高リスク糖尿病の二次予防はLDL-C70未満 動脈硬化性疾患予防GL改訂

 日本動脈硬化学会の『動脈硬化性疾患予防ガイドライン』が改訂された。脂質異常症の診断基準項目に、新たにNon-HDLコレステロール血症が追加されたほか、二次予防のLDLコレステロール管理目標として従来の100mg/dLよりさらに厳格な70mg/dL未満を考慮すべき病態が示された。糖尿病にCKDあるいはメタボリックシンドロームなどを併発している場合もこれに該当する。

 日本動脈硬化学会は『動脈硬化性疾患予防ガイドライン』を5年ごとに改訂していて、6月30日にその「2017年版」を発行するとともに、都内でプレスセミナーを開催し改訂した箇所やその背景を解説した。2012年版からの主な改訂点は以下のとおり。

診断基準に「境界域高Non-HDLコレステロール血症」「高Non-HDLコレステロール血症」


動脈硬化性疾患予防ガイドライン 2017年版

 脂質異常症の診断基準にNon-HDLコレステロール(Non-HDL-C)の高値状態が追加された。Non-HDL-C(総コレステロール-HDLコレステロールの値)が150~169mg/dLの場合は「境界域高Non-HDL-C血症」、170mg/dL以上の場合は「高Non-HDL-C血症」と診断され、高LDL-C血症や低HDL-C血症などと同様に、リスク評価対象になる。

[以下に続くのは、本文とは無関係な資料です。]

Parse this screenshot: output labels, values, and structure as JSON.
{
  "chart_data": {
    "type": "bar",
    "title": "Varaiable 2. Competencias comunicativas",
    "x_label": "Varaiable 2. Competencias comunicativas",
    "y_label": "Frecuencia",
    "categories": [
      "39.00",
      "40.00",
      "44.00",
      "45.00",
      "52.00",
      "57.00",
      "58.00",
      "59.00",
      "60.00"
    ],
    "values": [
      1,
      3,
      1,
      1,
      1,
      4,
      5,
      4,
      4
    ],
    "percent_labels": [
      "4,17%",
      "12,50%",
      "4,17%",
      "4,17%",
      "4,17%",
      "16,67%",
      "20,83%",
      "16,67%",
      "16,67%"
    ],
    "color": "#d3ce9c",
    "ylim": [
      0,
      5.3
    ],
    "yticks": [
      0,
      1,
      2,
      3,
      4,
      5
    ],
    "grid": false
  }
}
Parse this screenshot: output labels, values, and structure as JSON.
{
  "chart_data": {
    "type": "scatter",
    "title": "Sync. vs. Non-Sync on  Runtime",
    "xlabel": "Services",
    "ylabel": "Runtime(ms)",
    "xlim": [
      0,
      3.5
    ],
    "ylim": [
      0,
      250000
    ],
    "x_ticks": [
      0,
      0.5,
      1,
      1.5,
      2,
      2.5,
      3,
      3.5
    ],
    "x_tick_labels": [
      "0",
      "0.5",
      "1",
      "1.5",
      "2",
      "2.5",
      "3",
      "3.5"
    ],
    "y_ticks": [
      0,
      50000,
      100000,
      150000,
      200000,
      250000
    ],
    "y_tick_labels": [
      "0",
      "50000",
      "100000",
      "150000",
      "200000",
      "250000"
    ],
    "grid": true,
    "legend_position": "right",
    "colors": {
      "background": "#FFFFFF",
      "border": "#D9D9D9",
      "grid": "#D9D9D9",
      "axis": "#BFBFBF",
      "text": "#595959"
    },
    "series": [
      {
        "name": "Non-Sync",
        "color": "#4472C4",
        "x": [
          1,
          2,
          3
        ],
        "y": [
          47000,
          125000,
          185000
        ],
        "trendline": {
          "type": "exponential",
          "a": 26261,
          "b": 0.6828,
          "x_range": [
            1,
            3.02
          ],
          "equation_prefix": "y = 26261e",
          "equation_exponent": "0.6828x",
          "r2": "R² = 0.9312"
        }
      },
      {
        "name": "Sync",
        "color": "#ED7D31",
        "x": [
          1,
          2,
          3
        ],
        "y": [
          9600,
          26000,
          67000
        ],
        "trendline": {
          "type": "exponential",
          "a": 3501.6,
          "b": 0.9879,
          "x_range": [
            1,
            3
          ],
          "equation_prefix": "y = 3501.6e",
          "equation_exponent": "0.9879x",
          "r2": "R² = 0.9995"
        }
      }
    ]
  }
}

 境界域の脂質異常症としては2012年版で既に「境界域高LDL-C血症」(LDL-C120~139mg/dL)が定義づけられており、今回これに境界域高Non-HDL-C血症が追加された。これら境界域の異常の場合、他のリスクファクターを勘案し介入の必要性を考慮することになる。

 なお、高LDL-C、低HDL-C血症、高TG血症の診断基準値は変更ない。

リスク評価に吹田スコアを採用。Webアプリも公開

 スクリーニングで脂質異常症と診断した後、患者個々のリスクを評価して管理目標を設定するという流れは従来どおり。糖尿病(耐糖能異常は含まない)、CKD、非心原性脳梗塞、PADがあれば「高リスク」に該当し、一次予防としては最も厳格な管理目標を目指すことになる。冠動脈疾患の既往があれば二次予防のためさらに厳格な管理目標を目指す。

 上記に該当しない場合のリスク評価のツールとして、2012年版では「NIPPON DATA80」に基づく10年以内の冠動脈疾患死の確率を用いていたが、今回これを「吹田スコア」に基づく10年以内の冠動脈疾患発症率に変更した。

 吹田スコアは、年齢、性、喫煙、血圧、HDL-C、LDL-C、耐糖能異常、早発性冠動脈疾患家族歴の各スコアを合計するもので、10年以内の冠動脈疾患発症率が2%未満であれば「低リスク」、2~9%未満は「中リスク」、9%以上は「高リスク」と判定する。吹田スコアを簡便に計算できるWebアプリも公開している。

冠動脈疾患発症予測アプリWeb版

http://www.j-athero.org/publications/gl2017_app.html

 なお、吹田スコアによらずリスク因子の数をカウントして評価する簡易版も作成されている。それによる場合、喫煙、高血圧、低HDL-C血症、耐糖能異常、早発性冠動脈疾患家族歴をうち該当するものの数と、性、年齢によりリスクを評価する。

 吹田スコアを用いた場合と簡易版を用いた場合とで、リスク評価の結果はほぼ同じカテゴリーになるという。

高リスク病態の二次予防ではLDL-C70mg/dL未満、Non-HDL-C100mg/dL未満も考慮

 冠動脈疾患二次予防のLDL-C管理目標として、従来の100mg/dL未満に加え、括弧書きながら「70mg/dL未満」という値も加えられた。同時に、これと同じカテゴリー(対象)には「Non-HDL-C100mg/dL未満」という管理目標も掲げられた。

 LDL-C70mg/dL未満、Non-HDL-C100mg/dL未満を考慮する病態として、家族性高コレステロール血症と急性冠症候群のほか、「糖尿病で他の高リスク病態を合併する時」が挙げられている。糖尿病で考慮すべき高リスク病態とは、喫煙、メタボリックシンドローム、慢性腎臓病(CKD)、末梢動脈疾患(PAD)、非心原性脳梗塞、主要危険因子の重複。

 なお、一次予防の各カテゴリーの管理目標値は変更ない。

CQ・SRを導入

 ガイドライン全体は今回からMinds(Medical Information Network Distribution Service)の手法に基づきクリニカルクエスチョン(CQ)形式を取り入れ、システマチックレビュー(SR)によってステートメントを掲げる仕組みになった。

 このほか、家族性高コレステロール血症に関する記述が拡充された。